Read our dedicated blog post here.
3. The importance of measuring
Joanne Lockwood, Founder and CEO of SEE Change Happen, spearheaded this point: “what doesn’t get measured, doesn’t get done.” In any initiative to create safe spaces, you have to build this into the process. Whether it’s particular expectations with executives and teams, contracts or specifics outputs, you must track and measure the results to get an accurate overview of proceedings. And involve leaders in these processes too so they can fully understand what their impact is. The companies who are succeeding on this front make this a priority. “They understand what’s going on,” Joanne tells us, “they have a pulse of the organization and a playbook on what their journey is. Great companies show a tangible return.”
4. Don’t forget about education
As Joanna Fennell, VP, Global HR Business Partner at Flex, told us: “education is critical.” Often, organizations will think they’re creating an inclusive environment but because we all view the world through such different lenses, this may not actually be the case. “We need to understand what other people’s lived experiences are in order to comprehend difference.” This stems from education. And it must be active learning.
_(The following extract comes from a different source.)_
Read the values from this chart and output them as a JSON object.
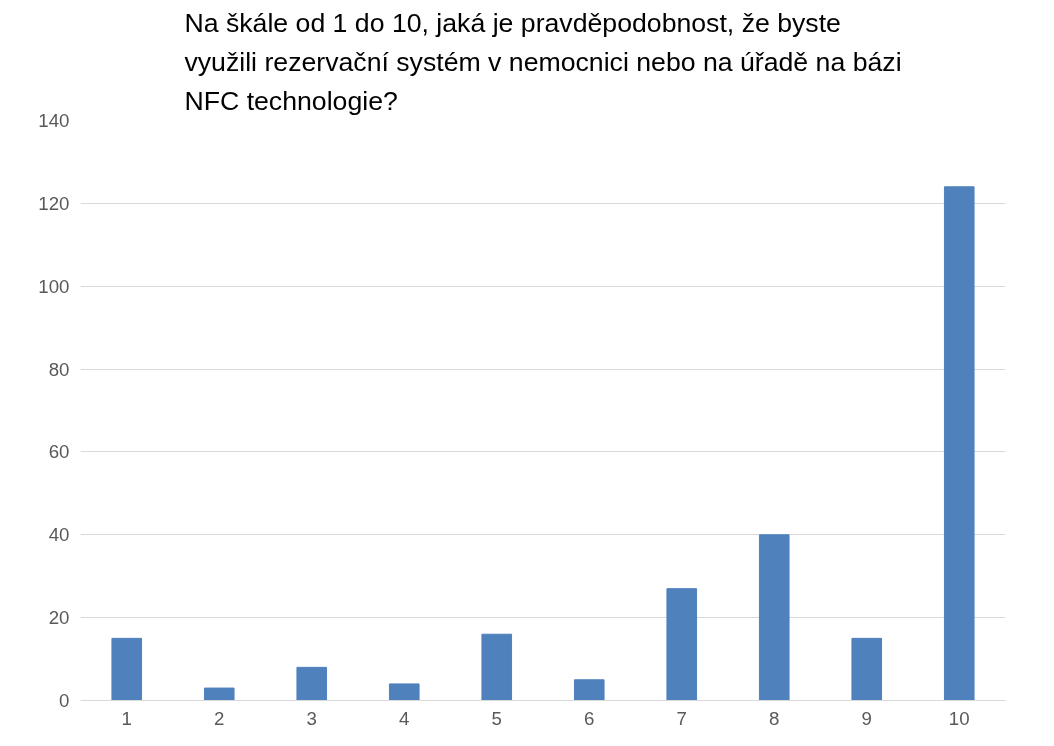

So whether there’s measurable, individual goals around it or group dialogues, this all encourages more perspective and can aid in the creation of a safer work environment.
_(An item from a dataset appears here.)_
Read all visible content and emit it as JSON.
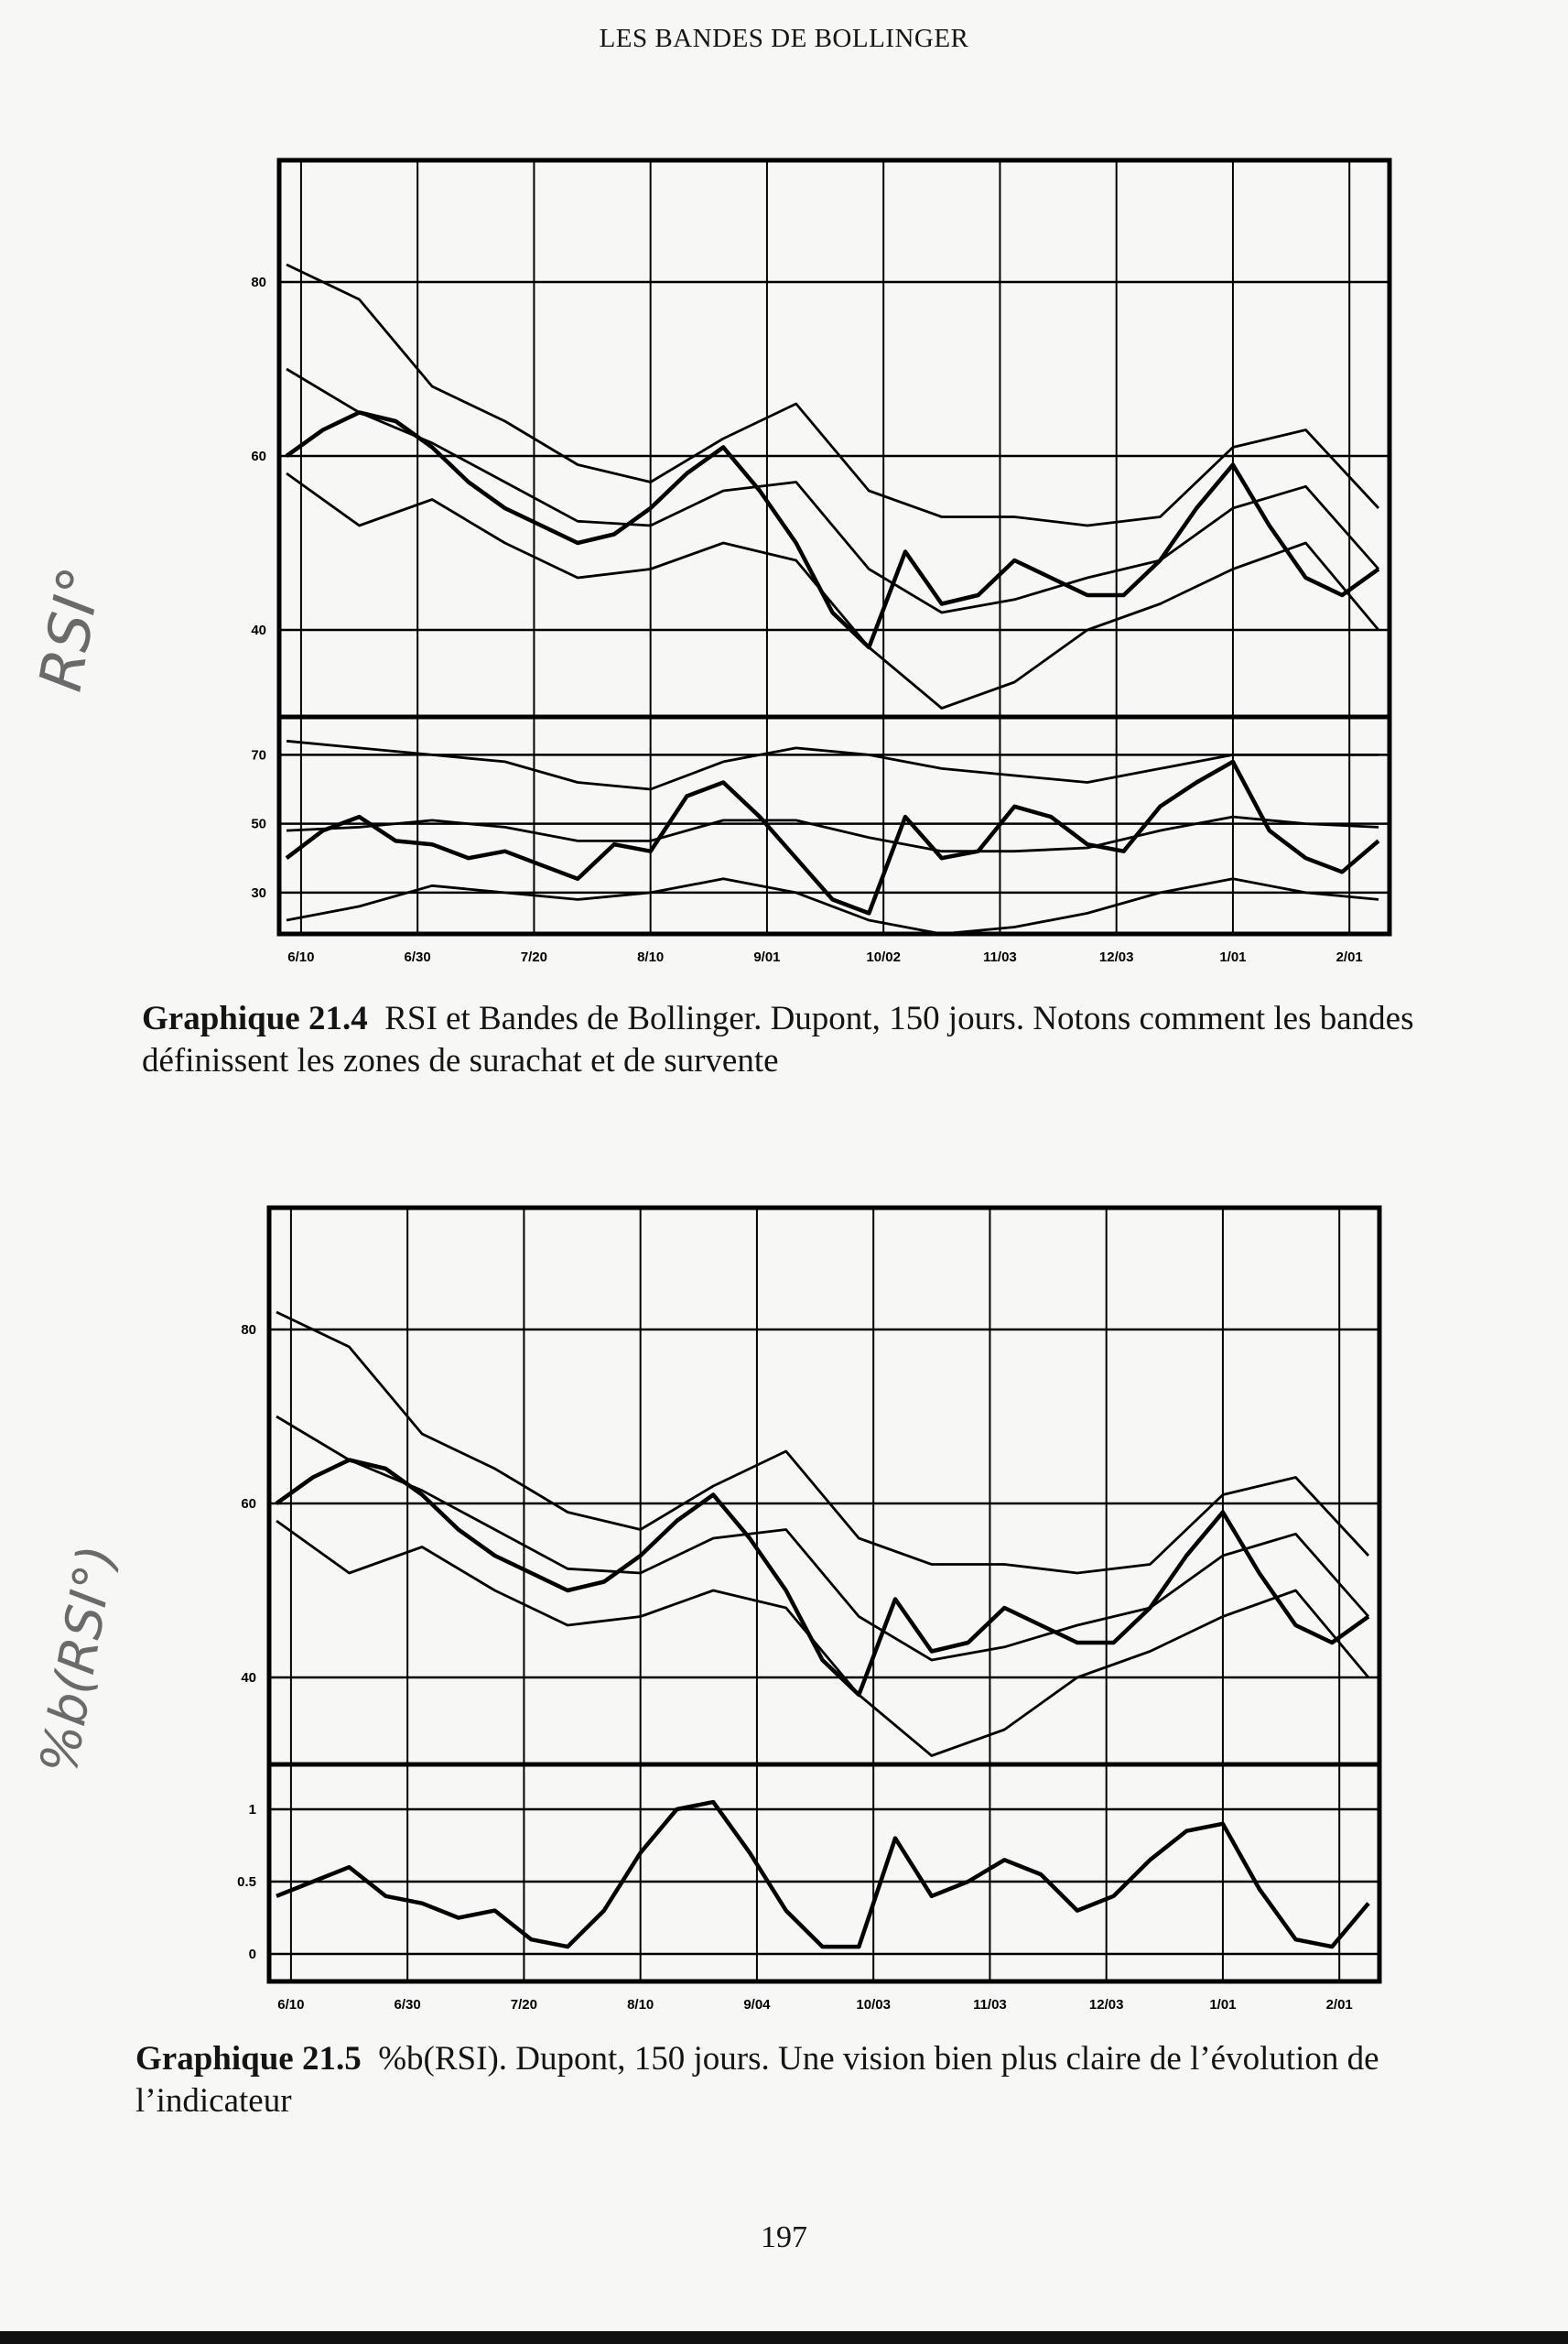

5. Teaching leaders to be accountable
Leaders have to become more accountable. But as Joanne Lockwood argues, this needs to be backed up with:
- Learning how to become a more supportive leader
We haven’t invested in leadership training in the way we have in other areas. And this is a mistake. Salma El-Wardany made the point that often there is an expectation that leaders just know everything, but often they have just evolved into the role without much guidance. So if psychological safety is to be made a priority, leaders must be sufficiently culturally conscious, have a working knowledge of DEI and be emotionally skilled. This then allows accountability and understanding to flourish.
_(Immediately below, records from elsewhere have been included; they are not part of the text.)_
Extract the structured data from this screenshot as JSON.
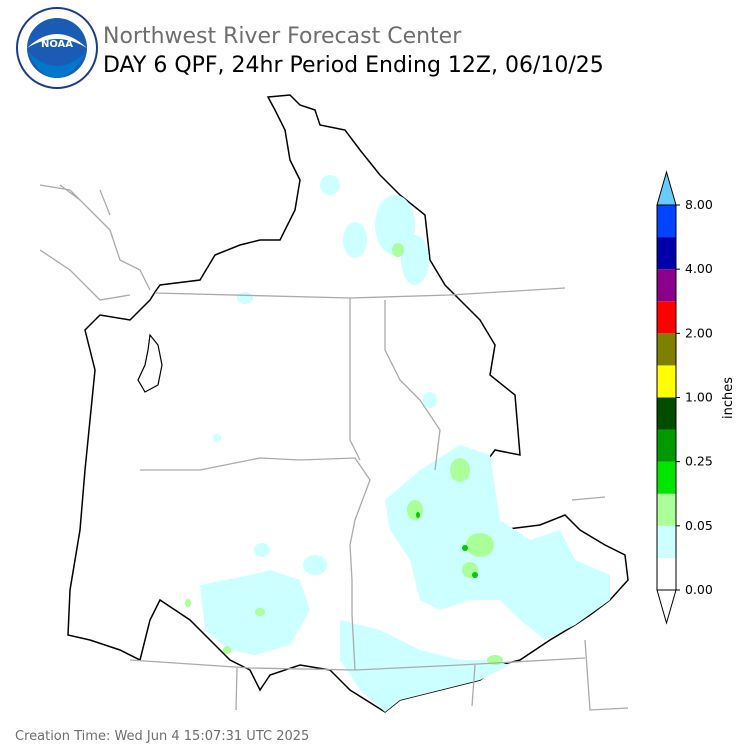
{
  "header": {
    "logo_text": "NOAA",
    "title": "Northwest River Forecast Center",
    "subtitle": "DAY 6 QPF, 24hr Period Ending 12Z, 06/10/25"
  },
  "legend": {
    "title": "inches",
    "ticks": [
      "0.00",
      "0.05",
      "0.25",
      "1.00",
      "2.00",
      "4.00",
      "8.00"
    ],
    "colors": [
      "#ffffff",
      "#ccffff",
      "#aaff99",
      "#00e600",
      "#009900",
      "#004d00",
      "#ffff00",
      "#808000",
      "#ff0000",
      "#8b008b",
      "#0000aa",
      "#0044ff"
    ],
    "over_color": "#66ccff",
    "under_color": "#ffffff"
  },
  "footer": {
    "creation_time": "Creation Time: Wed Jun 4 15:07:31 UTC 2025"
  }
}
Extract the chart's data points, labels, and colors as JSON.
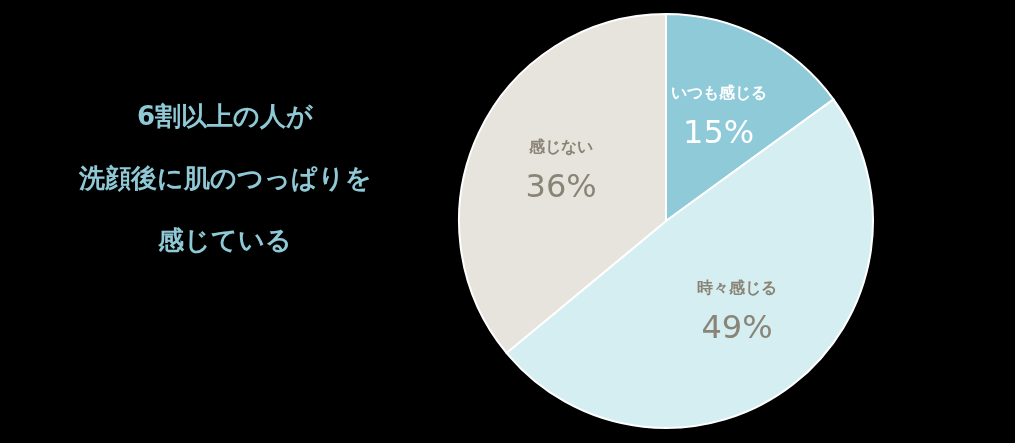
{
  "chart_data": {
    "type": "pie",
    "title": "6割以上の人が洗顔後に肌のつっぱりを感じている",
    "categories": [
      "いつも感じる",
      "時々感じる",
      "感じない"
    ],
    "values": [
      15,
      49,
      36
    ],
    "colors": [
      "#8ecad8",
      "#d5eef2",
      "#e6e4dc"
    ],
    "value_labels": [
      "15%",
      "49%",
      "36%"
    ]
  }
}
6. Learn how to disagree well
It’s an oxymoron, but learning how to disagree well is a fundamental component of psychological safety. When talking about the work he does, Joe explained that he often focuses on some of the most difficult truths employees at all levels must communicate. He listed a few:
- Disagreeing with each other
- Sharing bad news
- Asking for help
- Admitting failure
- Sharing an idea
These are all potentially very risky topics, yet they’re also incredibly important. But if it’s not safe for these conversations to be had, they simply won’t happen. So let’s take disagreements for example, generally there are no written guidelines on how to disagree with someone in a company. There are no best practices or things to avoid. Joe advocates for organizations to start here. It’s an easy way to start building safety as it affects everyone. Having written instruction in this area can also help create traction in other areas and spur on more dialogue and action.
7. Become an interrupter
In the spirit of creating safer spaces, Hallam Sargeant, the Chief Inclusion and Diversity Officer at Avanade, wants everyone to be an interrupter. He says that: “sometimes we’re waiting for an executive or an aspirational role model to lead and I think the more we can step up and be interrupters, the more we can build psychological safety.” Everyone can be an inclusion and diversity leader, it doesn’t just sit with HR or specific teams. The more we can normalize having uncomfortable conversations in the open, the faster we normalize the topics of discussion too. He mentioned that in Avanade, for example, they’re encouraging more conversations around anti-semetic behavior, Islamophobia, violence against Asian-Americans, mental health, bullying and menopause in the workplace. The aim is to create an open ecosystem where inclusion becomes everyone’s job and there is license to talk about it.